The Role of Brentuximab Vedotin in Previously Untreated Patients with CD30-Positive T-Cell Lymphoma

 ECHELON-2: A Randomized, Double-Blind, Placebo-Controlled, Phase 3 Study of Brentuximab Vedotin and CHP versus CHOP in the Frontline Treatment of Patients with CD30-Positive Mature T-Cell Lymphomas

 NCT01777152

Seattle Genetics

Millennium Pharmaceuticals

More than 100 centers worldwide

300 patients

In this phase III study, adult patients are randomized 1:1 to receive either conventional CHOP (cyclophosphamide, doxorubicin, vincristine, and prednisone) or 1.8 mg/kg of brentuximab vedotin (BV) plus standard-dose CHP for six to eight cycles, per investigator discretion. To be eligible, patients must have newly diagnosed CD30-positive mature T-cell lymphoma, without evidence of a concurrent CD30-positive primary cutaneous T-cell lymphoproliferative disorder or mycosis fungoides, with fluorodeoxyglucose- (FDG-) avid disease by positron emission tomography (PET) and measurable disease of at least 1.5 cm by CT and an Eastern Cooperative Oncology Group (ECOG) performance score of ≤2 with adequate organ function.
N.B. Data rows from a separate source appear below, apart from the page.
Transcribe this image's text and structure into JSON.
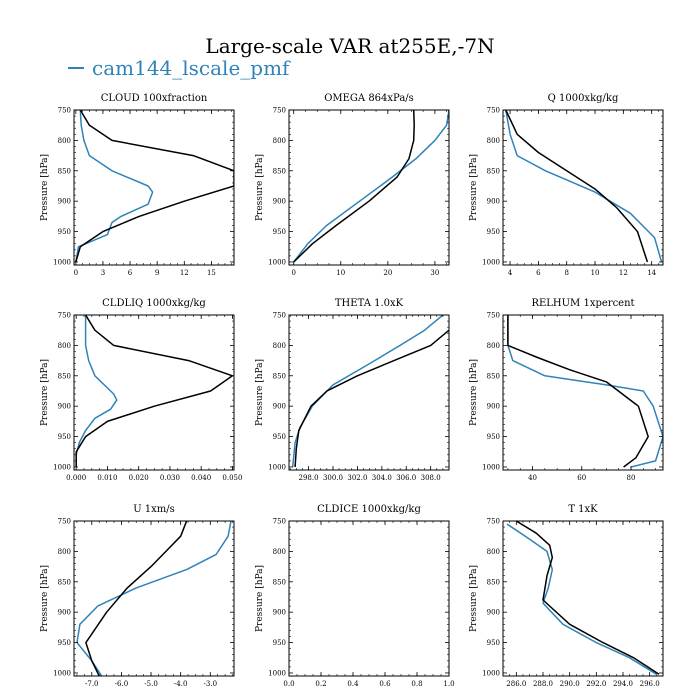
{
  "figure": {
    "title": "Large-scale VAR at255E,-7N",
    "legend": [
      {
        "label": "cam144_lscale_pmf",
        "color": "#2f83b8"
      }
    ]
  },
  "chart_data": [
    {
      "type": "line",
      "title": "CLOUD 100xfraction",
      "ylabel": "Pressure [hPa]",
      "ylim": [
        1005,
        750
      ],
      "xlim": [
        -0.2,
        17.5
      ],
      "xticks": [
        0,
        3,
        6,
        9,
        12,
        15
      ],
      "xtick_labels": [
        "0",
        "3",
        "6",
        "9",
        "12",
        "15"
      ],
      "yticks": [
        750,
        800,
        850,
        900,
        950,
        1000
      ],
      "ytick_labels": [
        "750",
        "800",
        "850",
        "900",
        "950",
        "1000"
      ],
      "series": [
        {
          "color": "#2f83b8",
          "points": [
            [
              0.5,
              750
            ],
            [
              0.6,
              775
            ],
            [
              0.9,
              800
            ],
            [
              1.5,
              825
            ],
            [
              4.0,
              850
            ],
            [
              8.0,
              875
            ],
            [
              8.5,
              885
            ],
            [
              8.0,
              905
            ],
            [
              5.0,
              925
            ],
            [
              4.0,
              935
            ],
            [
              3.5,
              955
            ],
            [
              0.3,
              975
            ],
            [
              0,
              1000
            ]
          ]
        },
        {
          "color": "#000000",
          "points": [
            [
              0.5,
              750
            ],
            [
              1.5,
              775
            ],
            [
              4.0,
              800
            ],
            [
              13.0,
              825
            ],
            [
              17.5,
              850
            ],
            [
              17.5,
              875
            ],
            [
              12.0,
              900
            ],
            [
              7.0,
              925
            ],
            [
              3.0,
              950
            ],
            [
              0.5,
              975
            ],
            [
              0,
              1000
            ]
          ]
        }
      ]
    },
    {
      "type": "line",
      "title": "OMEGA 864xPa/s",
      "ylabel": "Pressure [hPa]",
      "ylim": [
        1005,
        750
      ],
      "xlim": [
        -1,
        33
      ],
      "xticks": [
        0,
        10,
        20,
        30
      ],
      "xtick_labels": [
        "0",
        "10",
        "20",
        "30"
      ],
      "yticks": [
        750,
        800,
        850,
        900,
        950,
        1000
      ],
      "ytick_labels": [
        "750",
        "800",
        "850",
        "900",
        "950",
        "1000"
      ],
      "series": [
        {
          "color": "#2f83b8",
          "points": [
            [
              33,
              750
            ],
            [
              32.5,
              775
            ],
            [
              30,
              800
            ],
            [
              26,
              830
            ],
            [
              21,
              860
            ],
            [
              14,
              900
            ],
            [
              7,
              940
            ],
            [
              3,
              970
            ],
            [
              0,
              1000
            ]
          ]
        },
        {
          "color": "#000000",
          "points": [
            [
              25.5,
              750
            ],
            [
              25.6,
              775
            ],
            [
              25.5,
              800
            ],
            [
              24.5,
              830
            ],
            [
              22,
              860
            ],
            [
              16,
              900
            ],
            [
              9,
              940
            ],
            [
              4,
              970
            ],
            [
              0,
              1000
            ]
          ]
        }
      ]
    },
    {
      "type": "line",
      "title": "Q 1000xkg/kg",
      "ylabel": "Pressure [hPa]",
      "ylim": [
        1005,
        750
      ],
      "xlim": [
        3.5,
        14.8
      ],
      "xticks": [
        4,
        6,
        8,
        10,
        12,
        14
      ],
      "xtick_labels": [
        "4",
        "6",
        "8",
        "10",
        "12",
        "14"
      ],
      "yticks": [
        750,
        800,
        850,
        900,
        950,
        1000
      ],
      "ytick_labels": [
        "750",
        "800",
        "850",
        "900",
        "950",
        "1000"
      ],
      "series": [
        {
          "color": "#2f83b8",
          "points": [
            [
              3.7,
              750
            ],
            [
              4.0,
              790
            ],
            [
              4.5,
              825
            ],
            [
              6.5,
              850
            ],
            [
              8.5,
              870
            ],
            [
              10.0,
              885
            ],
            [
              12.5,
              920
            ],
            [
              14.2,
              960
            ],
            [
              14.7,
              1000
            ]
          ]
        },
        {
          "color": "#000000",
          "points": [
            [
              3.7,
              750
            ],
            [
              4.5,
              790
            ],
            [
              6.0,
              820
            ],
            [
              8.0,
              850
            ],
            [
              10.0,
              880
            ],
            [
              11.5,
              910
            ],
            [
              13.0,
              950
            ],
            [
              13.7,
              1000
            ]
          ]
        }
      ]
    },
    {
      "type": "line",
      "title": "CLDLIQ 1000xkg/kg",
      "ylabel": "Pressure [hPa]",
      "ylim": [
        1005,
        750
      ],
      "xlim": [
        -0.0007,
        0.0505
      ],
      "xticks": [
        0,
        0.01,
        0.02,
        0.03,
        0.04,
        0.05
      ],
      "xtick_labels": [
        "0.000",
        "0.010",
        "0.020",
        "0.030",
        "0.040",
        "0.050"
      ],
      "yticks": [
        750,
        800,
        850,
        900,
        950,
        1000
      ],
      "ytick_labels": [
        "750",
        "800",
        "850",
        "900",
        "950",
        "1000"
      ],
      "series": [
        {
          "color": "#2f83b8",
          "points": [
            [
              0.003,
              750
            ],
            [
              0.003,
              800
            ],
            [
              0.004,
              825
            ],
            [
              0.006,
              850
            ],
            [
              0.012,
              880
            ],
            [
              0.013,
              890
            ],
            [
              0.011,
              905
            ],
            [
              0.006,
              920
            ],
            [
              0.003,
              940
            ],
            [
              0.001,
              960
            ],
            [
              0,
              980
            ],
            [
              0,
              1000
            ]
          ]
        },
        {
          "color": "#000000",
          "points": [
            [
              0.003,
              750
            ],
            [
              0.006,
              775
            ],
            [
              0.012,
              800
            ],
            [
              0.036,
              825
            ],
            [
              0.05,
              850
            ],
            [
              0.043,
              875
            ],
            [
              0.025,
              900
            ],
            [
              0.01,
              925
            ],
            [
              0.003,
              950
            ],
            [
              0,
              975
            ],
            [
              0,
              1000
            ]
          ]
        }
      ]
    },
    {
      "type": "line",
      "title": "THETA 1.0xK",
      "ylabel": "Pressure [hPa]",
      "ylim": [
        1005,
        750
      ],
      "xlim": [
        296.4,
        309.5
      ],
      "xticks": [
        298,
        300,
        302,
        304,
        306,
        308
      ],
      "xtick_labels": [
        "298.0",
        "300.0",
        "302.0",
        "304.0",
        "306.0",
        "308.0"
      ],
      "yticks": [
        750,
        800,
        850,
        900,
        950,
        1000
      ],
      "ytick_labels": [
        "750",
        "800",
        "850",
        "900",
        "950",
        "1000"
      ],
      "series": [
        {
          "color": "#2f83b8",
          "points": [
            [
              309.0,
              750
            ],
            [
              307.5,
              775
            ],
            [
              305.5,
              800
            ],
            [
              303.0,
              830
            ],
            [
              300.0,
              865
            ],
            [
              298.3,
              900
            ],
            [
              297.3,
              935
            ],
            [
              296.9,
              960
            ],
            [
              296.7,
              1000
            ]
          ]
        },
        {
          "color": "#000000",
          "points": [
            [
              309.5,
              775
            ],
            [
              308.0,
              800
            ],
            [
              305.0,
              825
            ],
            [
              302.0,
              850
            ],
            [
              300.0,
              870
            ],
            [
              299.5,
              875
            ],
            [
              298.2,
              900
            ],
            [
              297.2,
              940
            ],
            [
              297.0,
              970
            ],
            [
              296.9,
              1000
            ]
          ]
        }
      ]
    },
    {
      "type": "line",
      "title": "RELHUM 1xpercent",
      "ylabel": "Pressure [hPa]",
      "ylim": [
        1005,
        750
      ],
      "xlim": [
        28,
        93
      ],
      "xticks": [
        40,
        60,
        80
      ],
      "xtick_labels": [
        "40",
        "60",
        "80"
      ],
      "yticks": [
        750,
        800,
        850,
        900,
        950,
        1000
      ],
      "ytick_labels": [
        "750",
        "800",
        "850",
        "900",
        "950",
        "1000"
      ],
      "series": [
        {
          "color": "#2f83b8",
          "points": [
            [
              30,
              750
            ],
            [
              30,
              800
            ],
            [
              32,
              825
            ],
            [
              45,
              850
            ],
            [
              70,
              865
            ],
            [
              85,
              875
            ],
            [
              89,
              900
            ],
            [
              93,
              950
            ],
            [
              90,
              990
            ],
            [
              80,
              1000
            ]
          ]
        },
        {
          "color": "#000000",
          "points": [
            [
              30,
              750
            ],
            [
              30,
              775
            ],
            [
              30,
              800
            ],
            [
              42,
              820
            ],
            [
              55,
              840
            ],
            [
              70,
              860
            ],
            [
              83,
              900
            ],
            [
              87,
              950
            ],
            [
              82,
              985
            ],
            [
              77,
              1000
            ]
          ]
        }
      ]
    },
    {
      "type": "line",
      "title": "U 1xm/s",
      "ylabel": "Pressure [hPa]",
      "ylim": [
        1005,
        750
      ],
      "xlim": [
        -7.6,
        -2.2
      ],
      "xticks": [
        -7,
        -6,
        -5,
        -4,
        -3
      ],
      "xtick_labels": [
        "-7.0",
        "-6.0",
        "-5.0",
        "-4.0",
        "-3.0"
      ],
      "yticks": [
        750,
        800,
        850,
        900,
        950,
        1000
      ],
      "ytick_labels": [
        "750",
        "800",
        "850",
        "900",
        "950",
        "1000"
      ],
      "series": [
        {
          "color": "#2f83b8",
          "points": [
            [
              -2.3,
              750
            ],
            [
              -2.4,
              775
            ],
            [
              -2.8,
              805
            ],
            [
              -3.8,
              830
            ],
            [
              -5.5,
              860
            ],
            [
              -6.8,
              890
            ],
            [
              -7.4,
              920
            ],
            [
              -7.5,
              950
            ],
            [
              -7.0,
              980
            ],
            [
              -6.6,
              1010
            ]
          ]
        },
        {
          "color": "#000000",
          "points": [
            [
              -3.8,
              750
            ],
            [
              -4.0,
              775
            ],
            [
              -4.5,
              800
            ],
            [
              -5.0,
              825
            ],
            [
              -5.8,
              860
            ],
            [
              -6.5,
              900
            ],
            [
              -7.2,
              950
            ],
            [
              -7.0,
              980
            ],
            [
              -6.7,
              1010
            ]
          ]
        }
      ]
    },
    {
      "type": "line",
      "title": "CLDICE 1000xkg/kg",
      "ylabel": "Pressure [hPa]",
      "ylim": [
        1005,
        750
      ],
      "xlim": [
        0,
        1
      ],
      "xticks": [
        0,
        0.2,
        0.4,
        0.6,
        0.8,
        1.0
      ],
      "xtick_labels": [
        "0.0",
        "0.2",
        "0.4",
        "0.6",
        "0.8",
        "1.0"
      ],
      "yticks": [
        750,
        800,
        850,
        900,
        950,
        1000
      ],
      "ytick_labels": [
        "750",
        "800",
        "850",
        "900",
        "950",
        "1000"
      ],
      "series": []
    },
    {
      "type": "line",
      "title": "T 1xK",
      "ylabel": "Pressure [hPa]",
      "ylim": [
        1005,
        750
      ],
      "xlim": [
        285,
        297
      ],
      "xticks": [
        286,
        288,
        290,
        292,
        294,
        296
      ],
      "xtick_labels": [
        "286.0",
        "288.0",
        "290.0",
        "292.0",
        "294.0",
        "296.0"
      ],
      "yticks": [
        750,
        800,
        850,
        900,
        950,
        1000
      ],
      "ytick_labels": [
        "750",
        "800",
        "850",
        "900",
        "950",
        "1000"
      ],
      "series": [
        {
          "color": "#2f83b8",
          "points": [
            [
              285.3,
              755
            ],
            [
              287.0,
              780
            ],
            [
              288.3,
              800
            ],
            [
              288.7,
              830
            ],
            [
              288.4,
              860
            ],
            [
              288.0,
              885
            ],
            [
              289.5,
              920
            ],
            [
              292.0,
              950
            ],
            [
              294.5,
              975
            ],
            [
              296.5,
              1002
            ]
          ]
        },
        {
          "color": "#000000",
          "points": [
            [
              286.0,
              750
            ],
            [
              287.5,
              770
            ],
            [
              288.5,
              790
            ],
            [
              288.7,
              810
            ],
            [
              288.3,
              840
            ],
            [
              288.0,
              880
            ],
            [
              290.0,
              920
            ],
            [
              292.5,
              950
            ],
            [
              294.8,
              975
            ],
            [
              296.7,
              1002
            ]
          ]
        }
      ]
    }
  ]
}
After four treatment cycles and at the end of therapy patients undergo reassessment with PET and CT scans. Follow-up with CT assessment is performed every three months in years one and two and every six months subsequently until disease progression, death, or analysis of the primary endpoint. The primary endpoint is progression-free survival (PFS) in patients treated with BV plus CHP (cyclophosphamide, doxorubicin, and prednisone) versus PFS in patients randomized to receive CHOP. Secondary endpoints include PFS in the subset of patients with systemic anaplastic large-cell lymphoma (sALCL), overall survival, safety, and tolerability of the two treatment arms. Interim futility analysis will be performed after 50 percent of patients have completed end-of-treatment assessments.

BV, an anti-CD30 monoclonal antibody conjugated via dipeptide linker to the inhibitor of microtubule polymerization, monomethyl auristatin E (MMAE), is highly active treatment for relapsed and refractory sALCL. In the pivotal study of the efficacy of BV in this setting, the overall and complete response rates were 85 and 57 percent, respectively, and the median duration of response was 12.6 months (Pro B et al. J Clin Oncol. 2012;30:2190-2196). A recent phase II study of BV in patients with T-cell lymphoma expressing CD30, excluding sALCL, demonstrated an overall response rate of 41 percent with 54 percent of patients with angioimmunoblastic T-cell lymphoma responding (Horwitz SM et al. Blood. 2014;123:3095-3100). Interestingly, activity did not correlate with the level of CD30 expression on the neoplastic cells. Preliminary results of a phase I study that combined BV with standard-dose CHP in patients with CD30-positive mature T- and NK-cell lymphoma suggested a maximum tolerated dose of BV of 1.8 mg/kg (Finale MA et al. Blood. ASH Annual Meeting. 2012;120:60). All patients (n=26) responded, and the complete response rate was 88 percent. Toxicity in all studies has been manageable, with peripheral neuropathy being the most significant adverse event. 

Despite attempts to improve upon the efficacy of CHOP in the upfront setting in T-cell lymphoma by using intensified chemotherapy regimens and by incorporating newer agents, the majority of patients, with the exception of those with anaplastic lymphoma kinase–positive ALCL, ultimately relapse after initial therapy. Consolidation with autologous stem-cell transplantation in first remission may improve outcomes in patients with chemotherapy-sensitive disease, but the survival of patients who subsequently relapse is dismal. Given the impressive single-agent activity of BV in sALCL and its significant response rates in other subtypes of T-cell lymphoma in the relapsed and refractory setting, comparing BV+CHP to CHOP in this patient population is a singular undertaking. The omission of vincristine from the chemotherapy regimen in patients receiving BV should result in a lower incidence of peripheral neuropathy compared with other studies in which patients received prior vinca alkaloids or receive both agents concurrently. 

Recent data suggest that BV may exert other cytotoxic effects in addition to the delivery of MMAE directly into tumor cells (Katz J et al. Brentuximab Vedotin (SGN-35). Clin Cancer Res. 2011;17:6428-6436). Antibody binding may induce CD30 ligation, which has been shown to induce apoptosis in ALCL cell lines. The diffusion of MMAE out of CD30-positive cells could result in the destruction of other cells in the microenvironment that function to support the survival of the neoplastic cells. Comparing the efficacy of BV in combination with chemotherapy across different subtypes of CD30-positive T-cell lymphoma with respect to CD30 expression may suggest that further study of BV in other lymphoid malignancies without high-density CD30 expression is warranted.